Na imprezie w Wiśle, na którą Duda zaprosił Zełenskiego, pili nie tylko oni, lecz całe obecne tam towarzystwo. Widziałem też zdjęcia z tej imprezy. One nie powiedzą, czy ktoś na popijawie przeklinał, ale oddają jej klimat.

I jaki był ten klimat?

Powiedziałbym, mocno studencki. Dobra impreza w akademiku.

W twojej książce zaciekawiła mnie historia o tym, że gdy Rosjanie zbliżali się do Kijowa, w polskiej ambasadzie w Kijowie nie było niczego, co strzela i czym ewentualnie można byłoby się bronić. Oficer specsłużb wykombinował więc pistolet na mieście.

Tak, broń była wykombinowana na mieście, bo Ukraińcy otworzyli magazyny z bronią i ją rozdawali.

Czyja relacja zrobiła na Tobie największe wrażenie?
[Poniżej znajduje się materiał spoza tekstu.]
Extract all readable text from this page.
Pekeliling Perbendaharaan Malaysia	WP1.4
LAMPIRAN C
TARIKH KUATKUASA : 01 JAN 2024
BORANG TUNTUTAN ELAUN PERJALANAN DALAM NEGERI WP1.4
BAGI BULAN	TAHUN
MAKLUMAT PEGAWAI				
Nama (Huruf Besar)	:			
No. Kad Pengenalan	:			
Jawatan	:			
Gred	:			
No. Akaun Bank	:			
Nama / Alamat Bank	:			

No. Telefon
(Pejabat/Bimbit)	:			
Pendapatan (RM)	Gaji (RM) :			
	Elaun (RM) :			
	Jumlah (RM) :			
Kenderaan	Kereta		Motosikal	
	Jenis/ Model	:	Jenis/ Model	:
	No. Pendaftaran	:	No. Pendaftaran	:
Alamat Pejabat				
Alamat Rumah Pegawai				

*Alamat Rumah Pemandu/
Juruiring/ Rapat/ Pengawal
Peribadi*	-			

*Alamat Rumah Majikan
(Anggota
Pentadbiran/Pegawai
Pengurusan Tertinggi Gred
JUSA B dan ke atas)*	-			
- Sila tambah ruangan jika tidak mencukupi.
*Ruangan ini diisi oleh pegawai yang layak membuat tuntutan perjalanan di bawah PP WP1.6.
Zaskoczyła mnie małość motywacji polskich polityków, którzy marzyli o tym, by władze Ukrainy nagradzały ich medalami. Zrobiła na mnie wrażenie opowieść jednego z dyplomatów, który uświadomił mi, że Ukraińcy w pewnym momencie zaczęli szydzić z Polaków – że mogą im te medale Jarosława Mądrego pakować do kartonów i wysyłać pocztą.

Zaskoczyło Cię, że o zbrodniach dokonywanych przez Rosjan na zajętych przez nich terenach pierwszy, długo przed Buczą, poinformował „The New York Times”. Polskie media potem tylko przepisywały te wstrząsające relacje.

Jakimś usprawiedliwieniem dla nas jest potencjał amerykańskich redakcji. Niektóre ich ekipy liczyły tyle osób, co całe redakcje w Polsce. Dzieliły się między sobą zadaniami i tematami. W pojedynkę trudno zajmować się porządnie wszystkimi tematami, przemieszczać się i zdobywać potrzebne kontakty i dane.

Na początku wojny wielu polskich dziennikarzy ruszyło do Ukrainy. Zauważyłeś, że niektórzy za cały urobek mieli zdjęcia w mediach społecznościowych w kamizelkach kuloodpornych i hełmach z napisem „Press” na tle zbombardowanych budynków lub zniszczonych czołgów?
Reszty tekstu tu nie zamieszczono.